Drop a .env file into your plugin directory to configure the database, debug mode, or other settings. Without one, MedUX defaults to SQLite (db.sqlite3 in the current directory) with DEBUG=True.

Example for PostgreSQL:

DATABASE_ENGINE=django.db.backends.postgresql
DATABASE_NAME=medux_dev
DATABASE_USER=myuser
DATABASE_PASS=mypassword
DEBUG=True

Git hooks

The bootstrap script installs a pre-push hook that runs pytest before every git push, so broken tests never reach the remote. The included .pre-commit-config.yaml also runs Black, Ruff, and basic file checks on every commit.

If you set up a plugin manually, install the hooks yourself (venv active):

git init
pre-commit install --hook-type pre-push

Troubleshooting

Permission denied (publickey) when bootstrapping with --local=. Only --local=... clones via SSH. Register your SSH key at https://gitlab.com/-/user_settings/ssh_keys and ensure ssh -T git@gitlab.com works. The default (no --local) uses HTTPS Git fetches via uv sync and does not need an SSH key.

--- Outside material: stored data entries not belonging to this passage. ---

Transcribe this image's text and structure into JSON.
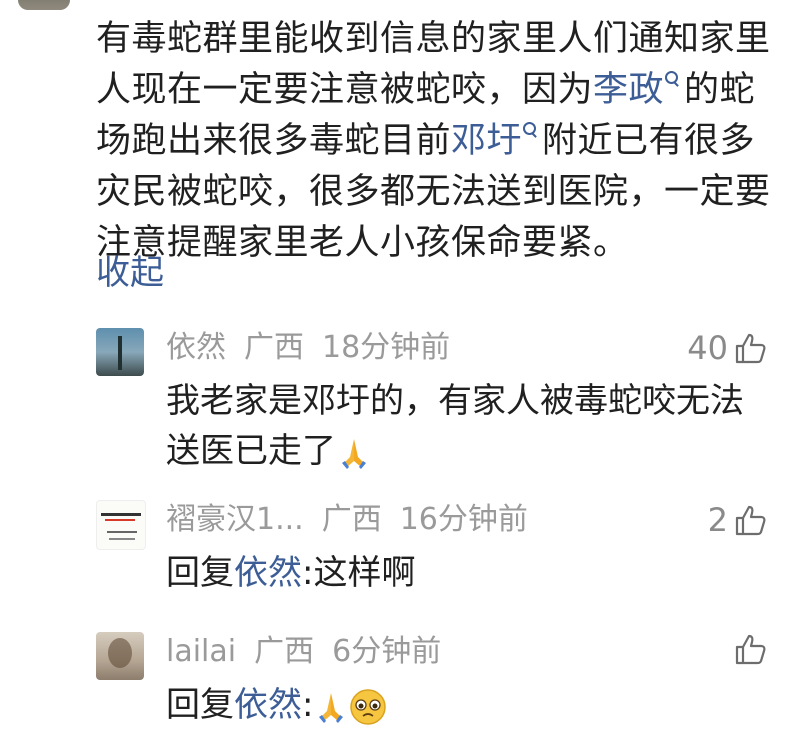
{
  "post": {
    "text_1": "有毒蛇群里能收到信息的家里人们通知家里人现在一定要注意被蛇咬，因为",
    "link_1": "李政",
    "text_2": "的蛇场跑出来很多毒蛇目前",
    "link_2": "邓圩",
    "text_3": "附近已有很多灾民被蛇咬，很多都无法送到医院，一定要注意提醒家里老人小孩保命要紧。",
    "collapse_label": "收起"
  },
  "comments": [
    {
      "username": "依然",
      "location": "广西",
      "time": "18分钟前",
      "likes": "40",
      "text": "我老家是邓圩的，有家人被毒蛇咬无法送医已走了",
      "emoji": "folded-hands"
    },
    {
      "username": "褶豪汉1...",
      "location": "广西",
      "time": "16分钟前",
      "likes": "2",
      "reply_prefix": "回复",
      "reply_to": "依然",
      "reply_text": ":这样啊"
    },
    {
      "username": "lailai",
      "location": "广西",
      "time": "6分钟前",
      "likes": "",
      "reply_prefix": "回复",
      "reply_to": "依然",
      "reply_text": ":",
      "emoji": [
        "folded-hands",
        "pleading-face"
      ]
    }
  ],
  "colors": {
    "link": "#3d5d96",
    "meta": "#9a9a9a",
    "text": "#202020"
  }
}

'./medux' exists but is not a git repository. Only occurs with --local=medux. You have a stray directory of that name. Remove or rename it, then rerun the script.

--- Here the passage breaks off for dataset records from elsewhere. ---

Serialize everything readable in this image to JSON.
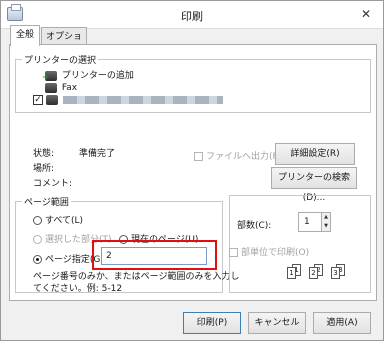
{
  "window": {
    "title": "印刷",
    "close_glyph": "✕"
  },
  "tabs": [
    {
      "label": "全般"
    },
    {
      "label": "オプション"
    }
  ],
  "printer_select": {
    "legend": "プリンターの選択",
    "items": [
      {
        "label": "プリンターの追加"
      },
      {
        "label": "Fax"
      }
    ]
  },
  "status": {
    "state_label": "状態:",
    "state_value": "準備完了",
    "location_label": "場所:",
    "comment_label": "コメント:",
    "file_output_label": "ファイルへ出力(F)",
    "details_button": "詳細設定(R)",
    "find_printer_button": "プリンターの検索(D)..."
  },
  "page_range": {
    "legend": "ページ範囲",
    "all": "すべて(L)",
    "selection": "選択した部分(T)",
    "current_page": "現在のページ(U)",
    "pages": "ページ指定(G)",
    "pages_value": "2",
    "hint_line1": "ページ番号のみか、またはページ範囲のみを入力し",
    "hint_line2": "てください。例: 5-12"
  },
  "copies": {
    "label": "部数(C):",
    "value": "1",
    "collate_label": "部単位で印刷(O)",
    "stack1": [
      "1",
      "1"
    ],
    "stack2": [
      "2",
      "2"
    ],
    "stack3": [
      "3",
      "3"
    ]
  },
  "buttons": {
    "print": "印刷(P)",
    "cancel": "キャンセル",
    "apply": "適用(A)"
  }
}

uv sync fails: cannot find medux or conjunto on PyPI. During alpha, these packages are not on PyPI yet. The committed pyproject.toml therefore must carry a [tool.uv.sources] entry pointing at the Git main branch (e.g. medux = { git = "https://gitlab.com/nerdocs/medux/medux.git", rev = "main" }). If that entry is missing, add it — otherwise uv sync has no way to resolve the package.

The editable overlay is gone after uv sync. That's expected — uv sync removes packages not in uv.lock. Re-run make dev-local to reapply the overlay.

Plugin not picked up by MedUX. With the venv active, run medux syncplugins. Verify the [project.entry-points."medux.plugins"] entry in pyproject.toml points at the correct AppConfig.

medux: command not found. You forgot source .venv/bin/activate. The medux script lives in .venv/bin/medux; it is only on your $PATH while the venv is active.

Reference implementation

medux-schedule is a real MedUX plugin and the canonical reference for the layout, pyproject.toml shape, [tool.uv.sources] pattern, and test setup.